Building on these constitutional disciplines and restoring the expectation that they will actually be used is part of the broader and necessary conversation an Abuse-of-Crisis Prevention framework should provoke. Even those who disagree about the scale of government should be able to agree that extraordinary powers invoked during emergencies should not become a cost-free pathway to permanent political expansion.
An Abuse-of-Crisis Prevention Act would therefore have two complementary goals. First, Titles I–V would systematically reduce the opportunity for crisis exploitation through institutional reforms to federal spending and regulatory governance; maximizing societal resilience rather than dependence; restoration of federalism; and limitations on emergency authorities. Second, it would reassert the principle that abusing crises carries consequences within our constitutional system.

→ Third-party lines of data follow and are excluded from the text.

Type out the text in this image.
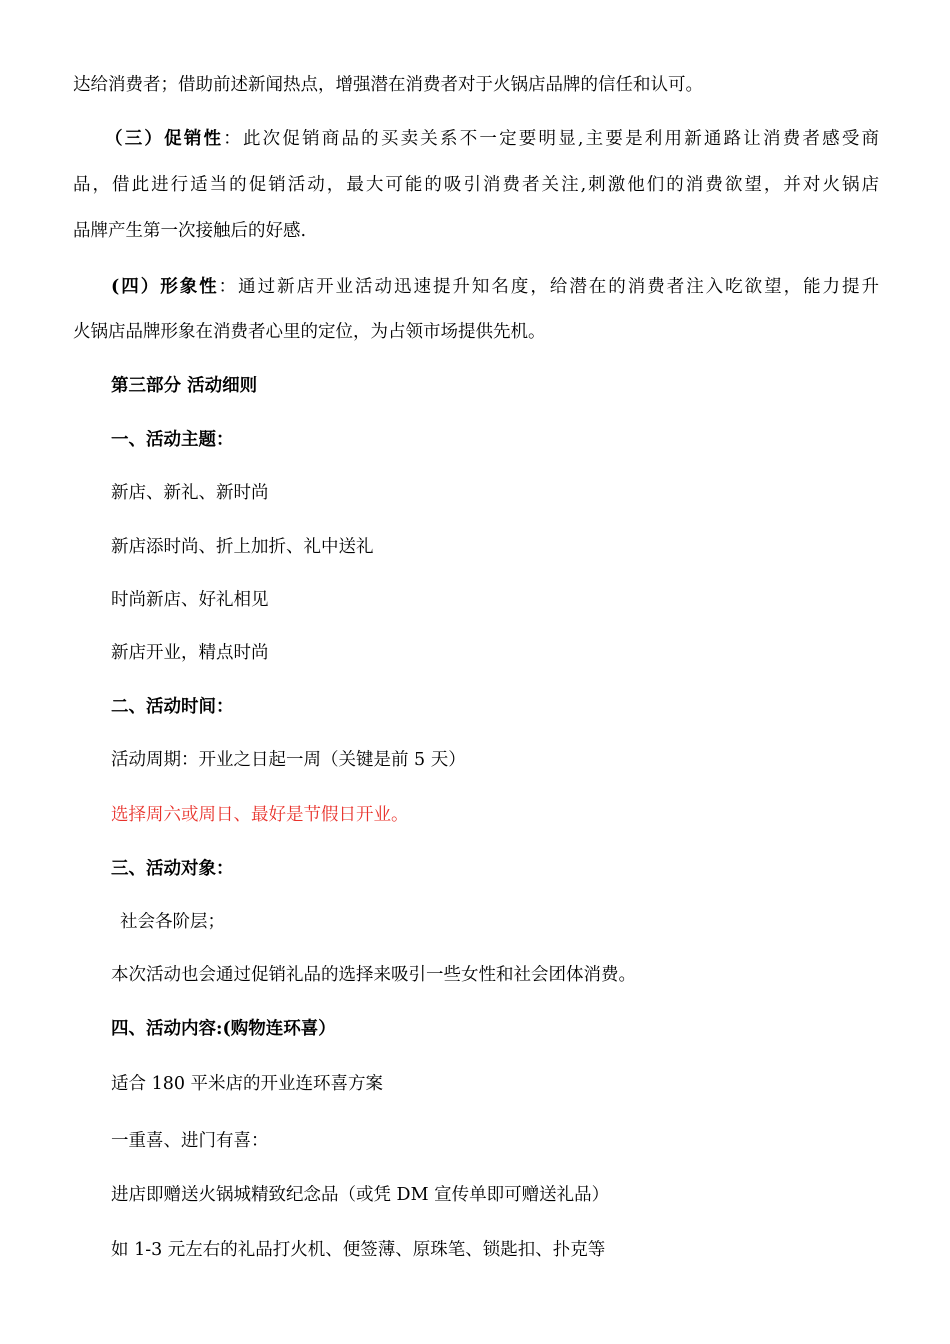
达给消费者；借助前述新闻热点，增强潜在消费者对于火锅店品牌的信任和认可。
（三）促销性：此次促销商品的买卖关系不一定要明显,主要是利用新通路让消费者感受商
品，借此进行适当的促销活动，最大可能的吸引消费者关注,刺激他们的消费欲望，并对火锅店
品牌产生第一次接触后的好感.
(四）形象性：通过新店开业活动迅速提升知名度，给潜在的消费者注入吃欲望，能力提升
火锅店品牌形象在消费者心里的定位，为占领市场提供先机。
第三部分 活动细则
一、活动主题：
新店、新礼、新时尚
新店添时尚、折上加折、礼中送礼
时尚新店、好礼相见
新店开业，精点时尚
二、活动时间：
活动周期：开业之日起一周（关键是前 5 天）
选择周六或周日、最好是节假日开业。
三、活动对象：
社会各阶层；
本次活动也会通过促销礼品的选择来吸引一些女性和社会团体消费。
四、活动内容:(购物连环喜）
适合 180 平米店的开业连环喜方案
一重喜、进门有喜：
进店即赠送火锅城精致纪念品（或凭 DM 宣传单即可赠送礼品）
如 1-3 元左右的礼品打火机、便签薄、原珠笔、锁匙扣、扑克等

We do not yet know the perfect design for those mechanisms. But ignoring the discipline question altogether guarantees that the next crisis — whatever form it takes — will produce the same familiar result: a permanent expansion of the federal footprint with little accountability for those who imposed it and eroded our liberties.
Crises are inevitable in a complex society. Pandemics, financial shocks, and geopolitical disruptions will occur repeatedly. The real question is whether those events will continue to serve as rationales for political predation and permanent expansions of government power.
A train of abuses is one thing. By contrast, discipline must serve as the caboose on a necessary train of reform — the reminder that exploiting crises will no longer be a cost-free exercise.
If the United States is serious about resilience in the face of inevitable future shocks, discipline must be part of the conversation.